For example, EBITDA margins (earnings before interest, tax, depreciation and amortization, a proxy for cash flow) for the
vaccine division of GSK Biologicals are in the low 40-percent range, compared with 35 percent in its other businesses. Because
of higher capital expenditures (and the resulting depreciation expense), the margin deteriorates at the EBIT level to 26 percent,
but it remains close to the 30-percent margin of the core business.
Besides these pricing and scale issues, the public sector is taking substantive steps to spur development of new vaccines
and creation of capacity for existing vaccines. In high-income countries, bioterrorism and pandemic flu initiatives are fueling
private-sector investment. Governments are issuing long-term purchasing contracts, and increased funding has become available
In poorer nations, public and non-profit support is helping to create a viable market. The Bill & Melinda Gates Foundation
has led the way, giving over $1.5 billion to form and develop the Global Alliance for Vaccines and Immunization (GAVI). Typical
of the initiatives funded by GAVI and the Gates Foundation is the Malaria Vaccine Initiative, which has partnered with GSK
to develop a malaria vaccine for poorer nations, in a fashion that benefits all parties.
The improved financial environment has not been lost on pharmaceutical companies, biotechnology firms, and the broader investment
community. The vaccine market is expected to more than double between 2004 and 2009 (see "Healthy Expansion"). Increased R&D
spending has helped fill the pipelines of the major vaccine companies (see "Pipeline for the Leading Manufacturers").

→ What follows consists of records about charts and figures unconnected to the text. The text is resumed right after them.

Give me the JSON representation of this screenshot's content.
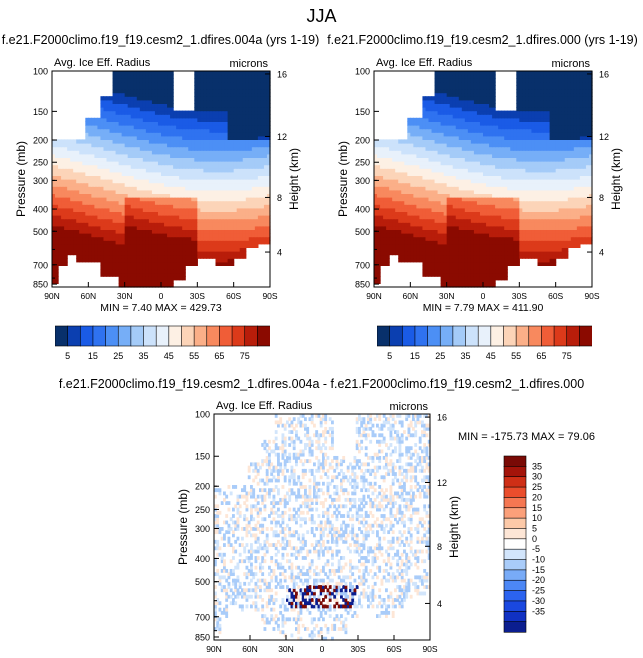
{
  "suptitle": "JJA",
  "lbl_colors": [
    "#08306b",
    "#0b3fb0",
    "#1a5be6",
    "#2f72f0",
    "#4c8ff5",
    "#76aef7",
    "#a4cbf8",
    "#cce2fb",
    "#e8f1fb",
    "#fdf0e4",
    "#fcd4b8",
    "#fbaf88",
    "#f8895e",
    "#f05d37",
    "#dc3a1a",
    "#b81d0a",
    "#8b0a00"
  ],
  "diff_colors": [
    "#0b1e8f",
    "#1031c3",
    "#1a48e0",
    "#2b63ef",
    "#4c87f5",
    "#78abf7",
    "#a9ccf9",
    "#d2e5fb",
    "#ffffff",
    "#fde6d6",
    "#fcc9a8",
    "#fba07a",
    "#f57752",
    "#ea4d2c",
    "#cf2f16",
    "#a4140a",
    "#7a0a06"
  ],
  "top_left": {
    "title": "f.e21.F2000climo.f19_f19.cesm2_1.dfires.004a (yrs 1-19)",
    "left_string": "Avg. Ice Eff. Radius",
    "right_string": "microns",
    "min_max": "MIN =   7.40   MAX = 429.73"
  },
  "top_right": {
    "title": "f.e21.F2000climo.f19_f19.cesm2_1.dfires.000 (yrs 1-19)",
    "left_string": "Avg. Ice Eff. Radius",
    "right_string": "microns",
    "min_max": "MIN =   7.79   MAX = 411.90"
  },
  "bottom": {
    "title": "f.e21.F2000climo.f19_f19.cesm2_1.dfires.004a - f.e21.F2000climo.f19_f19.cesm2_1.dfires.000",
    "left_string": "Avg. Ice Eff. Radius",
    "right_string": "microns",
    "min_max": "MIN = -175.73   MAX =  79.06"
  },
  "chart_data": [
    {
      "type": "heatmap",
      "title": "f.e21.F2000climo.f19_f19.cesm2_1.dfires.004a (yrs 1-19)",
      "xlabel": "",
      "ylabel": "Pressure (mb)",
      "y2label": "Height (km)",
      "x_ticks": [
        "90N",
        "60N",
        "30N",
        "0",
        "30S",
        "60S",
        "90S"
      ],
      "y_ticks": [
        "100",
        "150",
        "200",
        "250",
        "300",
        "400",
        "500",
        "700",
        "850"
      ],
      "y2_ticks": [
        "16",
        "12",
        "8",
        "4"
      ],
      "ylim": [
        875,
        100
      ],
      "y_scale": "log",
      "colorbar_labels": [
        "5",
        "15",
        "25",
        "35",
        "45",
        "55",
        "65",
        "75"
      ],
      "min": 7.4,
      "max": 429.73
    },
    {
      "type": "heatmap",
      "title": "f.e21.F2000climo.f19_f19.cesm2_1.dfires.000 (yrs 1-19)",
      "xlabel": "",
      "ylabel": "Pressure (mb)",
      "y2label": "Height (km)",
      "x_ticks": [
        "90N",
        "60N",
        "30N",
        "0",
        "30S",
        "60S",
        "90S"
      ],
      "y_ticks": [
        "100",
        "150",
        "200",
        "250",
        "300",
        "400",
        "500",
        "700",
        "850"
      ],
      "y2_ticks": [
        "16",
        "12",
        "8",
        "4"
      ],
      "ylim": [
        875,
        100
      ],
      "y_scale": "log",
      "colorbar_labels": [
        "5",
        "15",
        "25",
        "35",
        "45",
        "55",
        "65",
        "75"
      ],
      "min": 7.79,
      "max": 411.9
    },
    {
      "type": "heatmap",
      "title": "f.e21.F2000climo.f19_f19.cesm2_1.dfires.004a - f.e21.F2000climo.f19_f19.cesm2_1.dfires.000",
      "xlabel": "",
      "ylabel": "Pressure (mb)",
      "y2label": "Height (km)",
      "x_ticks": [
        "90N",
        "60N",
        "30N",
        "0",
        "30S",
        "60S",
        "90S"
      ],
      "y_ticks": [
        "100",
        "150",
        "200",
        "250",
        "300",
        "400",
        "500",
        "700",
        "850"
      ],
      "y2_ticks": [
        "16",
        "12",
        "8",
        "4"
      ],
      "ylim": [
        875,
        100
      ],
      "y_scale": "log",
      "colorbar_labels": [
        "35",
        "30",
        "25",
        "20",
        "15",
        "10",
        "5",
        "0",
        "-5",
        "-10",
        "-15",
        "-20",
        "-25",
        "-30",
        "-35"
      ],
      "min": -175.73,
      "max": 79.06
    }
  ]
}
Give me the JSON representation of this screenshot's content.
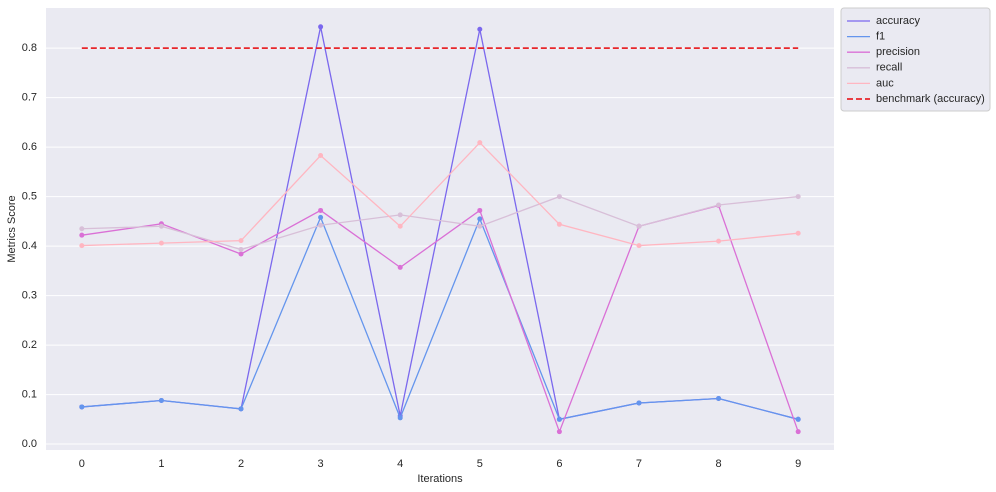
{
  "chart_data": {
    "type": "line",
    "x_label": "Iterations",
    "y_label": "Metrics Score",
    "x": [
      0,
      1,
      2,
      3,
      4,
      5,
      6,
      7,
      8,
      9
    ],
    "xlim": [
      -0.45,
      9.45
    ],
    "xticks": [
      0,
      1,
      2,
      3,
      4,
      5,
      6,
      7,
      8,
      9
    ],
    "ylim": [
      -0.012,
      0.881
    ],
    "yticks": [
      {
        "value": 0,
        "label": "0.0"
      },
      0.1,
      0.2,
      0.3,
      0.4,
      0.5,
      0.6,
      0.7,
      0.8
    ],
    "grid": true,
    "legend": "outside upper right",
    "series": [
      {
        "name": "accuracy",
        "color": "#7b68ee",
        "markers": true,
        "values": [
          0.075,
          0.088,
          0.071,
          0.843,
          0.057,
          0.838,
          0.05,
          0.083,
          0.092,
          0.05
        ]
      },
      {
        "name": "f1",
        "color": "#6495ed",
        "markers": true,
        "values": [
          0.075,
          0.088,
          0.071,
          0.458,
          0.053,
          0.455,
          0.05,
          0.083,
          0.092,
          0.05
        ]
      },
      {
        "name": "precision",
        "color": "#da70d6",
        "markers": true,
        "values": [
          0.422,
          0.445,
          0.384,
          0.472,
          0.357,
          0.472,
          0.025,
          0.44,
          0.482,
          0.025
        ]
      },
      {
        "name": "recall",
        "color": "#d8bfd8",
        "markers": true,
        "values": [
          0.435,
          0.44,
          0.393,
          0.442,
          0.463,
          0.44,
          0.5,
          0.44,
          0.483,
          0.5
        ]
      },
      {
        "name": "auc",
        "color": "#ffb6c1",
        "markers": true,
        "values": [
          0.401,
          0.406,
          0.411,
          0.583,
          0.44,
          0.609,
          0.444,
          0.401,
          0.41,
          0.426
        ]
      },
      {
        "name": "benchmark (accuracy)",
        "color": "#e8262b",
        "markers": false,
        "dashed": true,
        "values": [
          0.8,
          0.8,
          0.8,
          0.8,
          0.8,
          0.8,
          0.8,
          0.8,
          0.8,
          0.8
        ]
      }
    ]
  }
}
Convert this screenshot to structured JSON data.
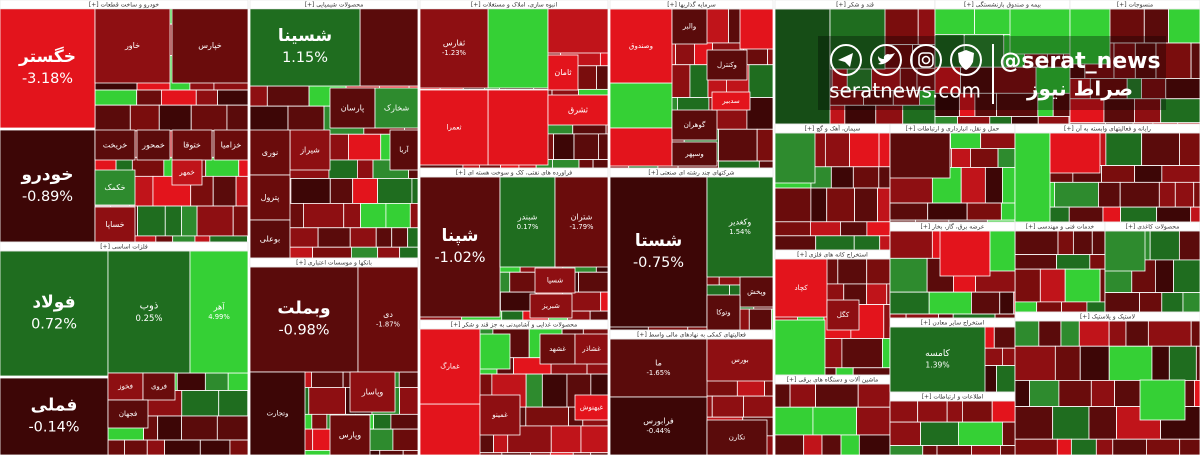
{
  "sectors": [
    {
      "title": "خودرو و ساخت قطعات [+]",
      "tiles": [
        {
          "label": "خگستر",
          "change": "-3.18%"
        },
        {
          "label": "خودرو",
          "change": "-0.89%"
        },
        {
          "label": "خاور"
        },
        {
          "label": "خپارس"
        },
        {
          "label": "خریخت"
        },
        {
          "label": "خمحور"
        },
        {
          "label": "ختوقا"
        },
        {
          "label": "خزامیا"
        },
        {
          "label": "خکمک"
        },
        {
          "label": "خمهر"
        },
        {
          "label": "خساپا"
        }
      ]
    },
    {
      "title": "فلزات اساسی [+]",
      "tiles": [
        {
          "label": "فولاد",
          "change": "0.72%"
        },
        {
          "label": "فملی",
          "change": "-0.14%"
        },
        {
          "label": "ذوب",
          "change": "0.25%"
        },
        {
          "label": "آهر",
          "change": "4.99%"
        },
        {
          "label": "فخوز"
        },
        {
          "label": "فروی"
        },
        {
          "label": "فجهان"
        }
      ]
    },
    {
      "title": "محصولات شیمیایی [+]",
      "tiles": [
        {
          "label": "شسینا",
          "change": "1.15%"
        },
        {
          "label": "پارسان"
        },
        {
          "label": "شخارک"
        },
        {
          "label": "شیراز"
        },
        {
          "label": "نوری"
        },
        {
          "label": "پترول"
        },
        {
          "label": "بوعلی"
        },
        {
          "label": "آریا"
        }
      ]
    },
    {
      "title": "بانکها و موسسات اعتباری [+]",
      "tiles": [
        {
          "label": "وبملت",
          "change": "-0.98%"
        },
        {
          "label": "دی",
          "change": "-1.87%"
        },
        {
          "label": "وتجارت"
        },
        {
          "label": "وپاسار"
        },
        {
          "label": "وپارس"
        }
      ]
    },
    {
      "title": "انبوه سازی، املاک و مستغلات [+]",
      "tiles": [
        {
          "label": "ثفارس",
          "change": "-1.23%"
        },
        {
          "label": "ثعمرا"
        },
        {
          "label": "ثشرق"
        },
        {
          "label": "ثامان"
        }
      ]
    },
    {
      "title": "فراورده های نفتی، کک و سوخت هسته ای [+]",
      "tiles": [
        {
          "label": "شپنا",
          "change": "-1.02%"
        },
        {
          "label": "شبندر",
          "change": "0.17%"
        },
        {
          "label": "شتران",
          "change": "-1.79%"
        },
        {
          "label": "شسپا"
        },
        {
          "label": "شبریز"
        }
      ]
    },
    {
      "title": "محصولات غذایی و آشامیدنی به جز قند و شکر [+]",
      "tiles": [
        {
          "label": "غمارگ"
        },
        {
          "label": "غشهد"
        },
        {
          "label": "غشاذر"
        },
        {
          "label": "غمینو"
        },
        {
          "label": "غبهنوش"
        }
      ]
    },
    {
      "title": "سرمایه گذاریها [+]",
      "tiles": [
        {
          "label": "وصندوق"
        },
        {
          "label": "والبر"
        },
        {
          "label": "وکنترل"
        },
        {
          "label": "گوهران"
        },
        {
          "label": "وسپهر"
        },
        {
          "label": "سدبیر"
        }
      ]
    },
    {
      "title": "شرکتهای چند رشته ای صنعتی [+]",
      "tiles": [
        {
          "label": "شستا",
          "change": "-0.75%"
        },
        {
          "label": "وکغدیر",
          "change": "1.54%"
        },
        {
          "label": "وپخش"
        },
        {
          "label": "وتوکا"
        }
      ]
    },
    {
      "title": "فعالیتهای کمکی به نهادهای مالی واسط [+]",
      "tiles": [
        {
          "label": "ما",
          "change": "-1.65%"
        },
        {
          "label": "فرابورس",
          "change": "-0.44%"
        },
        {
          "label": "بورس"
        },
        {
          "label": "تکارن"
        }
      ]
    },
    {
      "title": "قند و شکر [+]",
      "tiles": []
    },
    {
      "title": "سیمان، آهک و گچ [+]",
      "tiles": []
    },
    {
      "title": "استخراج کانه های فلزی [+]",
      "tiles": [
        {
          "label": "کچاد"
        },
        {
          "label": "کگل"
        }
      ]
    },
    {
      "title": "ماشین آلات و دستگاه های برقی [+]",
      "tiles": []
    },
    {
      "title": "حمل و نقل، انبارداری و ارتباطات [+]",
      "tiles": []
    },
    {
      "title": "استخراج سایر معادن [+]",
      "tiles": [
        {
          "label": "کامسه",
          "change": "1.39%"
        }
      ]
    },
    {
      "title": "بیمه و صندوق بازنشستگی [+]",
      "tiles": []
    },
    {
      "title": "منسوجات [+]",
      "tiles": []
    },
    {
      "title": "رایانه و فعالیتهای وابسته به آن [+]",
      "tiles": []
    },
    {
      "title": "خدمات فنی و مهندسی [+]",
      "tiles": []
    },
    {
      "title": "محصولات کاغذی [+]",
      "tiles": []
    },
    {
      "title": "لاستیک و پلاستیک [+]",
      "tiles": []
    },
    {
      "title": "اطلاعات و ارتباطات [+]",
      "tiles": []
    },
    {
      "title": "عرضه برق، گاز، بخار [+]",
      "tiles": []
    }
  ],
  "watermark": {
    "handle": "@serat_news",
    "name": "صراط نیوز",
    "site": "seratnews.com"
  }
}
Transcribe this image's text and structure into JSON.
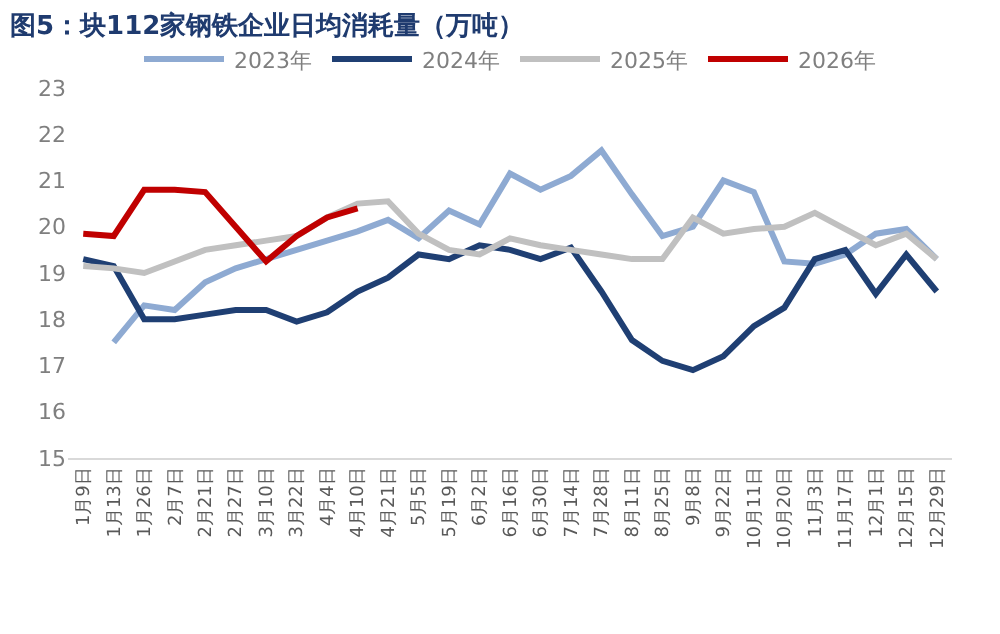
{
  "chart_data": {
    "type": "line",
    "title": "图5：块112家钢铁企业日均消耗量（万吨）",
    "categories": [
      "1月9日",
      "1月13日",
      "1月26日",
      "2月7日",
      "2月21日",
      "2月27日",
      "3月10日",
      "3月22日",
      "4月4日",
      "4月10日",
      "4月21日",
      "5月5日",
      "5月19日",
      "6月2日",
      "6月16日",
      "6月30日",
      "7月14日",
      "7月28日",
      "8月11日",
      "8月25日",
      "9月8日",
      "9月22日",
      "10月11日",
      "10月20日",
      "11月3日",
      "11月17日",
      "12月1日",
      "12月15日",
      "12月29日"
    ],
    "series": [
      {
        "name": "2023年",
        "color": "#8eaad2",
        "values": [
          null,
          17.5,
          18.3,
          18.2,
          18.8,
          19.1,
          19.3,
          19.5,
          19.7,
          19.9,
          20.15,
          19.75,
          20.35,
          20.05,
          21.15,
          20.8,
          21.1,
          21.65,
          20.7,
          19.8,
          20.0,
          21.0,
          20.75,
          19.25,
          19.2,
          19.4,
          19.85,
          19.95,
          19.3
        ]
      },
      {
        "name": "2024年",
        "color": "#1f3f73",
        "values": [
          19.3,
          19.15,
          18.0,
          18.0,
          18.1,
          18.2,
          18.2,
          17.95,
          18.15,
          18.6,
          18.9,
          19.4,
          19.3,
          19.6,
          19.5,
          19.3,
          19.55,
          18.6,
          17.55,
          17.1,
          16.9,
          17.2,
          17.85,
          18.25,
          19.3,
          19.5,
          18.55,
          19.4,
          18.6
        ]
      },
      {
        "name": "2025年",
        "color": "#c0c0c0",
        "values": [
          19.15,
          19.1,
          19.0,
          19.25,
          19.5,
          19.6,
          19.7,
          19.8,
          20.2,
          20.5,
          20.55,
          19.85,
          19.5,
          19.4,
          19.75,
          19.6,
          19.5,
          19.4,
          19.3,
          19.3,
          20.2,
          19.85,
          19.95,
          20.0,
          20.3,
          19.95,
          19.6,
          19.85,
          19.3
        ]
      },
      {
        "name": "2026年",
        "color": "#c00000",
        "values": [
          19.85,
          19.8,
          20.8,
          20.8,
          20.75,
          20.0,
          19.25,
          19.8,
          20.2,
          20.4,
          null,
          null,
          null,
          null,
          null,
          null,
          null,
          null,
          null,
          null,
          null,
          null,
          null,
          null,
          null,
          null,
          null,
          null,
          null
        ]
      }
    ],
    "ylim": [
      15,
      23
    ],
    "yticks": [
      15,
      16,
      17,
      18,
      19,
      20,
      21,
      22,
      23
    ],
    "legend": "top",
    "marker": "none",
    "line_style": "solid"
  }
}
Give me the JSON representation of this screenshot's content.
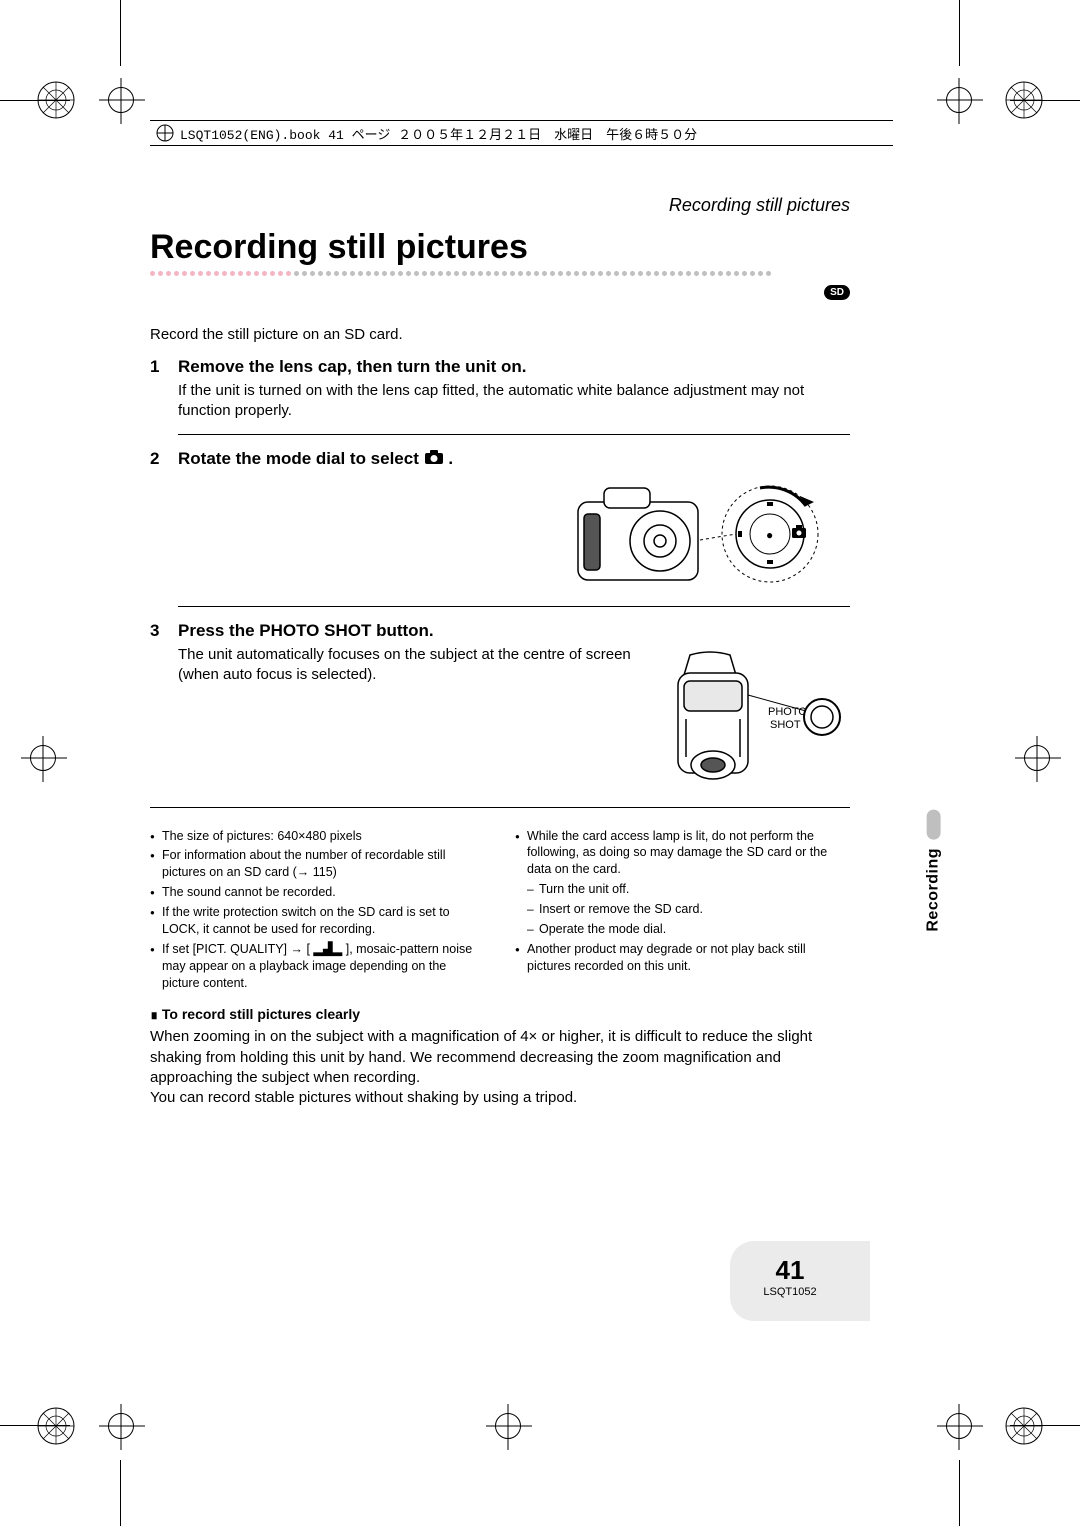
{
  "header_bar": "LSQT1052(ENG).book  41 ページ  ２００５年１２月２１日　水曜日　午後６時５０分",
  "running_head": "Recording still pictures",
  "title": "Recording still pictures",
  "sd_badge": "SD",
  "intro": "Record the still picture on an SD card.",
  "steps": {
    "s1": {
      "num": "1",
      "title": "Remove the lens cap, then turn the unit on.",
      "body": "If the unit is turned on with the lens cap fitted, the automatic white balance adjustment may not function properly."
    },
    "s2": {
      "num": "2",
      "title_prefix": "Rotate the mode dial to select ",
      "title_suffix": " ."
    },
    "s3": {
      "num": "3",
      "title": "Press the PHOTO SHOT button.",
      "body": "The unit automatically focuses on the subject at the centre of screen (when auto focus is selected).",
      "button_label_1": "PHOTO",
      "button_label_2": "SHOT"
    }
  },
  "notes_left": [
    "The size of pictures: 640×480 pixels",
    "For information about the number of recordable still pictures on an SD card (→ 115)",
    "The sound cannot be recorded.",
    "If the write protection switch on the SD card is set to LOCK, it cannot be used for recording.",
    "If set [PICT. QUALITY] → [ ▂▟▂ ], mosaic-pattern noise may appear on a playback image depending on the picture content."
  ],
  "notes_right_lead": "While the card access lamp is lit, do not perform the following, as doing so may damage the SD card or the data on the card.",
  "notes_right_sub": [
    "Turn the unit off.",
    "Insert or remove the SD card.",
    "Operate the mode dial."
  ],
  "notes_right_tail": "Another product may degrade or not play back still pictures recorded on this unit.",
  "subhead": "To record still pictures clearly",
  "para1": "When zooming in on the subject with a magnification of 4× or higher, it is difficult to reduce the slight shaking from holding this unit by hand. We recommend decreasing the zoom magnification and approaching the subject when recording.",
  "para2": "You can record stable pictures without shaking by using a tripod.",
  "side_tab": "Recording",
  "page_number": "41",
  "doc_id": "LSQT1052",
  "colors": {
    "dot_pink": "#f4b6c2",
    "dot_grey": "#bfbfbf",
    "footer_bg": "#ebebeb"
  }
}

Pipeline for the Leading Manufacturers
Promising candidates are in development in a variety of disease areas, including HPV, also known as the cervical-cancer vaccine;
herpes simplex virus; influenza; HIV; and severe acute respiratory syndrome (SARS). In addition, companies are working on
defense-oriented products, such as anthrax and smallpox vaccines. Analysts project that 75 percent of Merck's vaccine business
will be composed of new products over the next five years. As a result of this activity, vaccines are expected to make up
a growing share of the total revenue of major firms. At Merck, for example, vaccines should grow from less than five percent
of revenues today to more than 16 percent by 2009 (see "A Growing Part of the Portfolio").